Japanese visitors as well as local residents were instrumental in expanding the artists’ understanding of Japan. The most important was Genjiro Yeto, who came to the U.S. in about 1891 and studied at the Art Students League from 1894 to 1899. He became a member of Twachtman’s Cos Cob summer class in 1896 and was a boarder at the Holley House for extended periods of time until 1901. There he became close friends of artist Elmer MacRae and his wife Constant Holley. Elmer incorporated woodcut prints, origami birds and flower arrangements in his art studio and spent hours watching Yeto at work. Constant was known to be a gardener and flower arranger, but she attributed her love of arranging flowers to a Japanese gentleman staying at her home. (Almost certainly this must be Yeto.) Two Japanese silk importers, Rioichiro Arai and Yasukata Murai, built adjacent homes on Glen Avon Road in Riverside in 1893 and joined the Riverside Yacht Club, both just across the Mianus River from the Holley House. The Arai women taught Constant Holley ikebana, the art of Japanese flower arrangement, and she, in turn, instructed other Greenwich women.
Mention has been made of the Japanese kimono, a piece of clothing much admired. Used as a dressing gown or lounging robe, it became a very popular element in the American wardrobe. Susan Larkin writes that Sears, Roebuck and Company sold ready-made kimonos in their catalogue. Fans and parasols also became fashionable. Paper lanterns often festooned the porch of Bush-Holley House, giving it an Oriental aura. Collectible items such as porcelain bowls and mugs and Japanese illustrated books were popular objects to have in one’s home. Japanism also spilled outside the house into gardens with footbridges, ponds, lanterns and gates. Twachtman built a wooden footbridge over Horseneck Brook, which ran through his property, and planted willow trees on the banks.

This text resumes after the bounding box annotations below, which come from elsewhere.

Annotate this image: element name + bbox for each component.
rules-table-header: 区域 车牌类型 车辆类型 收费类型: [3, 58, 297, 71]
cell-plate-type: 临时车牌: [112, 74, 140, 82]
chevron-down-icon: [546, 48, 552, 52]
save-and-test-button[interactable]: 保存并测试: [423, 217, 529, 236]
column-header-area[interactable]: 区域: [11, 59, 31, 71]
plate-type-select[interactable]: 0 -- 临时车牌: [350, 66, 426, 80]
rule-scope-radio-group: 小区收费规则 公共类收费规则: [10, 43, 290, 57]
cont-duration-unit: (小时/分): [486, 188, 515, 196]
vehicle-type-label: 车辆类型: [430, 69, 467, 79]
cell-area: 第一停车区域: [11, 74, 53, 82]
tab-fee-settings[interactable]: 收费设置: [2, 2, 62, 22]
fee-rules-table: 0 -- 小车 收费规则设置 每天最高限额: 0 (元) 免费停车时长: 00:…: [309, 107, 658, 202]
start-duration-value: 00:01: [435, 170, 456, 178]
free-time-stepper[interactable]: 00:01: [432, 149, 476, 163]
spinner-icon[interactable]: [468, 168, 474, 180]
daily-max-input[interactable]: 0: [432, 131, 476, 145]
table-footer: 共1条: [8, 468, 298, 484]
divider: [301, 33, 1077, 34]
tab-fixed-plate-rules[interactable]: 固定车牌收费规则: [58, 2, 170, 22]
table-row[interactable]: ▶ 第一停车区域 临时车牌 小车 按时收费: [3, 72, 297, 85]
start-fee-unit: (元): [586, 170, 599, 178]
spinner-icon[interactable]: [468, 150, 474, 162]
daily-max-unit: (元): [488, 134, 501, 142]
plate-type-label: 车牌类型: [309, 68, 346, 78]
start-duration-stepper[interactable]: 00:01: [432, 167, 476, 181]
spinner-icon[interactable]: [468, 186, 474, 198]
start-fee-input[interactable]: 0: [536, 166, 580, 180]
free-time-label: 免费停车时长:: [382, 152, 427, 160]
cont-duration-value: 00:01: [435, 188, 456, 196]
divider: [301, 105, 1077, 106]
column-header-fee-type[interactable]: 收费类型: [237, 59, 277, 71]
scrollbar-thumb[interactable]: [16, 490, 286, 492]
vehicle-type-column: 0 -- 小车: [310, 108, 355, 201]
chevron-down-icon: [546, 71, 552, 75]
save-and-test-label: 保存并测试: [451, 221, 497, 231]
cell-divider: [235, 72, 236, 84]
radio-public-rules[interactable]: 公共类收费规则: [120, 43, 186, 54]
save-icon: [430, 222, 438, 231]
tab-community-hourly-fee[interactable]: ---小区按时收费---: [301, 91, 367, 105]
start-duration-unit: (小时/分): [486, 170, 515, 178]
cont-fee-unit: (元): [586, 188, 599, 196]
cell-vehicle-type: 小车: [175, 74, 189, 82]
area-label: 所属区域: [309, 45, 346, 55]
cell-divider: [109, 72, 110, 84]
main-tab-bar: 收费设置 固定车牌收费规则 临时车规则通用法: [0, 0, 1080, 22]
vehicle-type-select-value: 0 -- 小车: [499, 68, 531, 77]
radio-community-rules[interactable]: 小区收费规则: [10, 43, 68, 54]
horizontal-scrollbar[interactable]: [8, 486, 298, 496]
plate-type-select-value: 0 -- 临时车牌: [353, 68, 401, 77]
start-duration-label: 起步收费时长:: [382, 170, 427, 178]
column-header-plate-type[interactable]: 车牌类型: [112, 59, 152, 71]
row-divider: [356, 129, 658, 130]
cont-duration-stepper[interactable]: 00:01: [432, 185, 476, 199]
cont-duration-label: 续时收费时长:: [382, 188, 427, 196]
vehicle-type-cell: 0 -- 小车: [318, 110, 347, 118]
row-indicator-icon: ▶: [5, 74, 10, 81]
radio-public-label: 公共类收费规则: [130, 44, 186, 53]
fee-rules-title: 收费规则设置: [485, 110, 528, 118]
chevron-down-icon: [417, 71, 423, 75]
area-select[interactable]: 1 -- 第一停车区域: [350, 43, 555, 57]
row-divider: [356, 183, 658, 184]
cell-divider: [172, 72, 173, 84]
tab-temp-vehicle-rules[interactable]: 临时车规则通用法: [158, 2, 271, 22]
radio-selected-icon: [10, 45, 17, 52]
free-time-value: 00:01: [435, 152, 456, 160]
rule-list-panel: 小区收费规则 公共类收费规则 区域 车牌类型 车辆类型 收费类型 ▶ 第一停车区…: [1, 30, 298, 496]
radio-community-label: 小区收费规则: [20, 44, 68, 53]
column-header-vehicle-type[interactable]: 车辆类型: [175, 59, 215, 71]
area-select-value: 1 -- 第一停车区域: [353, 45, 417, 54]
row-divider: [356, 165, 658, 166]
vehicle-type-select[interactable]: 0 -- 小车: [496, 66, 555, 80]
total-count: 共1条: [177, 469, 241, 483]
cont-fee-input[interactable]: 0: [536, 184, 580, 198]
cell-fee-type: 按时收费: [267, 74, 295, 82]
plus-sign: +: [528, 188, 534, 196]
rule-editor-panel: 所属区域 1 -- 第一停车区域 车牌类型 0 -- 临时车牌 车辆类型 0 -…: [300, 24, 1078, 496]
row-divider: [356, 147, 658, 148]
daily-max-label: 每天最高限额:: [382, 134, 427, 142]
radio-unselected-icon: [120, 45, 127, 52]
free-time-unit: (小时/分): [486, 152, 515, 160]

An Eye to the East shows the progression from the 1854 treaty through the international expositions into the 20th century and allows the visitor to appreciate the striking woodblock prints of Hiroshige and Hokusai that were collected by J. Alden Weir and other Cos Cob artists. The influence of these woodblock designers can also be seen in the paintings of Twachtman, Weir, Hassam, Kerr Eby, and Robert Lewis Reid. Genjiro Yeto’s influence is plainly visible in ink drawings, watercolors and book illustrations, some of which are recent donations by his granddaughter, Yukiko Tanaka, in his memory.